1) Listen to Podcast
Fulfilling God’s Dream: Witnessing
1. Sermon Skimming : One of the unique features of the book of Acts is that it is filled with speeches: of Peter
(2:14-36; 3:12-26), of Stephen (7:2-53), of Paul (13:16-41; 17:22-31; 20:17-36), and others. The speech in
Acts 2 is the first of these speeches, and it’s a long one. Skim through this sermon in its entirety. What do you
notice about it? (its use of OT, targeted audience, call to respond, etc.)
2. What does this mean (2:12)? : Jerusalem’s response to the events of Pentecost can be summarized in two
questions: One, What does this mean (v. 12)? and, two, Brothers, what shall we do (v. 37)? Let’s tackle that
first question here:
Peter’s fundamental answer to this question is that 120 Christ followers are not drunk, but rather filled with the
Spirit (2:13, 15). What OT passage does he cite to prove his point (2:16-21)?

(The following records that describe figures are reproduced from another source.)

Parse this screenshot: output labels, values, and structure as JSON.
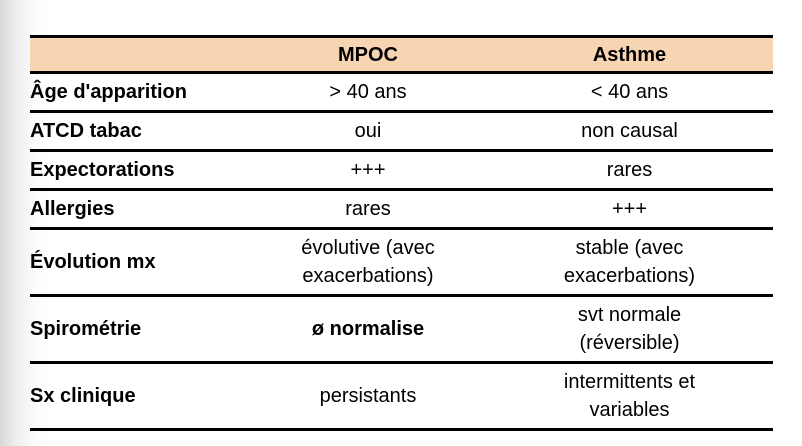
{
  "page": {
    "background": "#ffffff",
    "edge_shadow_color": "#d8d8d8"
  },
  "table": {
    "colors": {
      "header_bg": "#F7D5B3",
      "border": "#000000",
      "text": "#000000"
    },
    "header": {
      "col1": "",
      "col2": "MPOC",
      "col3": "Asthme"
    },
    "rows": [
      {
        "label": "Âge d'apparition",
        "mpoc": "> 40 ans",
        "asthme": "< 40 ans"
      },
      {
        "label": "ATCD tabac",
        "mpoc": "oui",
        "asthme": "non causal"
      },
      {
        "label": "Expectorations",
        "mpoc": "+++",
        "asthme": "rares"
      },
      {
        "label": "Allergies",
        "mpoc": "rares",
        "asthme": "+++"
      },
      {
        "label": "Évolution mx",
        "mpoc": "évolutive (avec exacerbations)",
        "asthme": "stable (avec exacerbations)"
      },
      {
        "label": "Spirométrie",
        "mpoc": "ø normalise",
        "mpoc_bold": true,
        "asthme": "svt normale (réversible)"
      },
      {
        "label": "Sx clinique",
        "mpoc": "persistants",
        "asthme": "intermittents et variables"
      }
    ]
  }
}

Next, Peter seeks to clarify one line from that OT passage: “I will pour out my Spirit.” Who does Peter insist is
the “I” who pours out the Spirit (Acts 2:33)? And what gives this “I” the authority to bestow the Spirit (2:36)?
Some people joke that if you doze off in Sunday school and the teacher wakes you with a question, you’re
safe, because 95% of the time the correct answer will be “Jesus.” There’s some truth to that. Every part of the
life of Christ is so important to us Christians – his life (v. 22), death (v. 23), resurrection (vv. 24, 30-31), and
even ascension (vv. 33-34). However, how can we avoid the “sleepy Sunday school approach” to Jesus and
truly recognize the centrality of this God-man to our daily life and eternal destiny?
3. Brothers, what should we do (2:37)? : After Peter drops the mic in Acts 2:36, following his sermon, the
desperate Jerusalem crowd demands from him an application: What shall we do?
Peter doesn’t mince his words. Find the two places in this sermon where Peter directly accuses these
Jerusalem Jews: “You crucified Jesus.” He’s going to use this tact later in Acts as well (3:13-15; 4:10; 5:30; cf.
13:27-28). My knee-jerk reaction to verses like these is to think, “Gosh… that’s kind of harsh…” Why do you
think these statements were both necessary and effective?
Peter’s answer to the crowd’s desperate question is: Repent and be baptized (2:38). While baptism is an
important and imperative sign of salvation, the more common conversion formula is “repent and believe” (see
3:16, 19; 11:17-18; 17:30, 34; 20:21). What do the words “repent” and “believe/faith” mean? Give them a
non-churchy sounding definition, if you can. How would you explain them to an unbeliever and how do you
personally live them out as a believer?